For starters, Lewis insists, "nothing is more needed than a roar of old-fashioned laughter" (ibid., 91). He writes, sexual jokes are universal and sensible people know that there is something inherently comic about sexual activity. Maintaining an attitude of play in the game of love can protect us from the dark spirituality of making a religion out of love. Only in the context of a healthy sense of humor about sexual activity within the proper boundary of wedded love can we begin to consider the deeply serious spirituality of sex.
Lewis names four levels of seriousness: 1) the theological, as "the mystical image of the union between God and Man"; 2) the sub-Christian, as our participation in "the natural forces of life and fertility"; 3) the moral, in terms of the responsibilities of parenthood and the future of the human race; ad 4) the emotional, for the participants (ibid., 91).
According to Lewis, the Christian needs to regard sexuality with a saving laughter that deepens into a profound understanding of its intrinsic spirituality.
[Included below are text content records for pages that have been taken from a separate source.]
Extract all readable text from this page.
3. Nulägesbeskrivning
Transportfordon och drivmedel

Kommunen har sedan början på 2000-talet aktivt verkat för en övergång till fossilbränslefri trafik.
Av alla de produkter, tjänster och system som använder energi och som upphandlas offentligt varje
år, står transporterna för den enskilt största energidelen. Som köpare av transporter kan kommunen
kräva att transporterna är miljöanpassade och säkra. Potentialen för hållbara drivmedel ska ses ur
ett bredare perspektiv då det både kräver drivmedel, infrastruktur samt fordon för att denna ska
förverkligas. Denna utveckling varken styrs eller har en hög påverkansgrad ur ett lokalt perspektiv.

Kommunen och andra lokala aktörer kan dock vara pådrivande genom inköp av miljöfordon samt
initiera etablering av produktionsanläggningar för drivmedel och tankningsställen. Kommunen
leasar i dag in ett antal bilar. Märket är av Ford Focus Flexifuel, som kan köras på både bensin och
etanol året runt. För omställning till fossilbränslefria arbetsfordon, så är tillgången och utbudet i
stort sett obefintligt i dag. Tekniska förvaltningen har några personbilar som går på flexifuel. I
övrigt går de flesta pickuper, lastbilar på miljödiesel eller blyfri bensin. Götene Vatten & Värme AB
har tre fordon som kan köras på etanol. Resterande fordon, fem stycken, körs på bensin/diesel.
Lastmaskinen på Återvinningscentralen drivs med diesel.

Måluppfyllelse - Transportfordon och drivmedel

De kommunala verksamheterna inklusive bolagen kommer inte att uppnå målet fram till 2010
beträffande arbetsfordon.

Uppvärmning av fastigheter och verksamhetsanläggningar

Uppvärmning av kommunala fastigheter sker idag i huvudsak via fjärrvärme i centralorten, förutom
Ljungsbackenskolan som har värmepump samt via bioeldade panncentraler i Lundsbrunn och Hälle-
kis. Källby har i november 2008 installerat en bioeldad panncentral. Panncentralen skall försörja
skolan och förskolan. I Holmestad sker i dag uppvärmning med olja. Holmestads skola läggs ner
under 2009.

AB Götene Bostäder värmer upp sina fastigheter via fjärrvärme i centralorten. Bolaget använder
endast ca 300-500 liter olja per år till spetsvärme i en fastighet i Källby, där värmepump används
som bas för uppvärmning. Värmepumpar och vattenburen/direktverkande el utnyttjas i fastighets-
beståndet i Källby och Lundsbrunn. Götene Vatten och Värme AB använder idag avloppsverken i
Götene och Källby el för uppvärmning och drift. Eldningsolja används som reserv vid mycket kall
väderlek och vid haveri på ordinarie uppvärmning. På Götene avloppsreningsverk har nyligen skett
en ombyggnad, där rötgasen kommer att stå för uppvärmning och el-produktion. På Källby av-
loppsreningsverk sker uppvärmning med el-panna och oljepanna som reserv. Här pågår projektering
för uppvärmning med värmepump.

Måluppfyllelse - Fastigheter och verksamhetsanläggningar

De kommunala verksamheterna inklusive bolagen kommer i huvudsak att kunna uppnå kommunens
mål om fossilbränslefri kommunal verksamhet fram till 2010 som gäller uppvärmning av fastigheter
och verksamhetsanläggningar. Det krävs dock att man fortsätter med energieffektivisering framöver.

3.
What we think and do cannot be separated from who we are. As beloved people made in the image of God, we are to regard our sexuality as part of the precious treasure we have been designed to be. What we do with our sexuality has everything to do with how we regard, or fail to regard, the Lord God and therefore ourselves in relation to him.
One footnote on what requires a much greater response. We have the tendency to equate sexuality not only with identity and personal fulfillment but with sexual activity itself. A dangerous equation. What does this say to virgins, the celibate, the ill, and the widowed? In the Christian worldview, however, sex is far greater than sexual activity. We are sexual beings, uniquely designed, and we are neither reducible to our gender (Galatians 3:28), nor do we lose our sexuality through celibacy. In Lewis's novel That Hideous Strength, "the unmarried members of St. Anne's, Ransom, Grace Ironwood, and MacPhee, are just as much part of this great cosmic dance of divine love. All members submit their bodies or lives to the dance" (Hilder, The Gender Dance, 158).